The Norwegian News Agency provided the author with a unique labeled dataset of one million images for the purpose of this research. The study consists of a trial and main experiment. The goal of the trial experiments was to learn necessary tools, test classification system implementation, training and testing pipelines as well as different architectural design choices. These set of experiments were performed on a subset of the original image collection with a limited number of categories. Insights from these experiments were further used to perform model training on a much broader set of manually selected categories. Two network architectures were employed and compared in the research: CaffeNet and GoogleNet.
Results from the study suggest a big potential of using pre-trained convolutional neural networks in solving the task of multi-label image classification on a real-world dataset. However, the study also highlights a number of challenges connected with developing such system in realistic environment, including:
- A unique set of categories which requires either to train a new model or to reuse a pre-trained neural network with adjustments in the architecture to solve classification problems.

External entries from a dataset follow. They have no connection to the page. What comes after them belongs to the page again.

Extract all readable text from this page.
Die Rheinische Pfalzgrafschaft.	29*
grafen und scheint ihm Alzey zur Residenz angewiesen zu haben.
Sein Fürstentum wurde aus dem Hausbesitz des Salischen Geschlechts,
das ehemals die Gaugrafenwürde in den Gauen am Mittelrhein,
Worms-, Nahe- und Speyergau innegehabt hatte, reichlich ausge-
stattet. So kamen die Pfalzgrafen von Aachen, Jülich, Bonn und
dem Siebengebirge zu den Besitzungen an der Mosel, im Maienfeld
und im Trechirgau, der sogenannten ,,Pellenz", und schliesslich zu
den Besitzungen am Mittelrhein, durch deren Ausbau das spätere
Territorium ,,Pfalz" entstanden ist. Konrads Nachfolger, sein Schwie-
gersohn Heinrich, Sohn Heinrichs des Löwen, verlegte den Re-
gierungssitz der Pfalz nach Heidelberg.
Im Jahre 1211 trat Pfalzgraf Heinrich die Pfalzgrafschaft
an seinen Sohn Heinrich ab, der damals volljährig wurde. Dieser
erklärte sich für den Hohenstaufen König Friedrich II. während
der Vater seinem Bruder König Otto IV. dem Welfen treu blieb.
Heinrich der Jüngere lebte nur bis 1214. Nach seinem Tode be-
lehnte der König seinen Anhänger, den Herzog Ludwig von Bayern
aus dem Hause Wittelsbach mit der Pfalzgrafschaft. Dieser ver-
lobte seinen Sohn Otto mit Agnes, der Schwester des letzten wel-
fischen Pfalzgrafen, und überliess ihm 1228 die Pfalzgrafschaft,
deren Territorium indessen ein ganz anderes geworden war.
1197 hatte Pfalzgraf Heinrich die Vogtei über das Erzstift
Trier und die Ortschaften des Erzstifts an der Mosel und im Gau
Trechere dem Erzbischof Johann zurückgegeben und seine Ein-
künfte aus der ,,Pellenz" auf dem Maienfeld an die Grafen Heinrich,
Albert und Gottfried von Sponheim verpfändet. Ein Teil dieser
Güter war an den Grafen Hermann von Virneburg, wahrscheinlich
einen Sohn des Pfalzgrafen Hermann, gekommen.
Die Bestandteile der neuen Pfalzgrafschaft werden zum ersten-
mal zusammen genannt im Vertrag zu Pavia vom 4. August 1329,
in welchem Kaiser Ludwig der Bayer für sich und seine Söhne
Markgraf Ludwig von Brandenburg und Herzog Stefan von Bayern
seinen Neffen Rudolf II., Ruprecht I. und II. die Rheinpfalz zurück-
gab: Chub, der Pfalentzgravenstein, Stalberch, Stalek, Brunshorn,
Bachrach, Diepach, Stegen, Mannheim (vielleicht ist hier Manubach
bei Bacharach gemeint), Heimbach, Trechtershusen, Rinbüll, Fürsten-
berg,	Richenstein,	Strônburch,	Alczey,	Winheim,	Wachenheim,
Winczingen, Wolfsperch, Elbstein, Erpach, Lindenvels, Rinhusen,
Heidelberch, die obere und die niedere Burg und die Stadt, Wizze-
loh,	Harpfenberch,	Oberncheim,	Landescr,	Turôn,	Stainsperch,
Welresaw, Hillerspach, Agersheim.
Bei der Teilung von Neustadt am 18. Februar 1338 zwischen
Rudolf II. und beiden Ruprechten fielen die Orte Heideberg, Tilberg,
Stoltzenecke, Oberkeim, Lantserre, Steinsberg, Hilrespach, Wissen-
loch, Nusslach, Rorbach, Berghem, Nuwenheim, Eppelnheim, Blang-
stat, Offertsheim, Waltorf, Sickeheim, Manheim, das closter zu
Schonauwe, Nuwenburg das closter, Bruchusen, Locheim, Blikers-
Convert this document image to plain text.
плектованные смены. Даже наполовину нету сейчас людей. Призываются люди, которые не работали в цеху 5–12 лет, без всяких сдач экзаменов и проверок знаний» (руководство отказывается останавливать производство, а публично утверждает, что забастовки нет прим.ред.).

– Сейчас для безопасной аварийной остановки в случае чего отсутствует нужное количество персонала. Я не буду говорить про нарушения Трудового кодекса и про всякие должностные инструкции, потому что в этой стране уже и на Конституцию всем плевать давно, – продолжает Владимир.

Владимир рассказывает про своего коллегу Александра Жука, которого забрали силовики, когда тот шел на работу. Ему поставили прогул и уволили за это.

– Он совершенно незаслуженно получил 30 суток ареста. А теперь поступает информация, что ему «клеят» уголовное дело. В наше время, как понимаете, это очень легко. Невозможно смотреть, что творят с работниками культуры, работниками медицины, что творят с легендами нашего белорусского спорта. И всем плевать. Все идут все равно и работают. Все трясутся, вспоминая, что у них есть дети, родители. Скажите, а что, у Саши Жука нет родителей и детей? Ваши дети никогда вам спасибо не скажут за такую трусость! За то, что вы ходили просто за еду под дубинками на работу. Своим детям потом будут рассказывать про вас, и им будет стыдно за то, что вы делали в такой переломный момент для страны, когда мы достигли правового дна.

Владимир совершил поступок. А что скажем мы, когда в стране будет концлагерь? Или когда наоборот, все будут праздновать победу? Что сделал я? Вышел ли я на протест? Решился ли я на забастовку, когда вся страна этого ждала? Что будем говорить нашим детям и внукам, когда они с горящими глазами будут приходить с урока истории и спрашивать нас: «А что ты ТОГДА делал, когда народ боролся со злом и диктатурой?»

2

- Difficulties in category tree transformation connected with the decision of which categories include, exclude and merge.
- Categories which are unsuitable for automatic training purposes including contextual, abstract and ambiguous labels.
- Contextual images which can not be classified only by visual features and require additional information.
- Issues connected with the classification of objects and people located in the background of the pictures.
- Duplicates of images in the dataset which can cause issues for both training and testing processes.
The research gives further insights on the challenges mentioned, discusses their impact and possible solutions to them. The main limitation of the study is that only one dataset was employed in the research. Therefore, results are considered likely to be more generalizable to datasets similar to the one used in the study.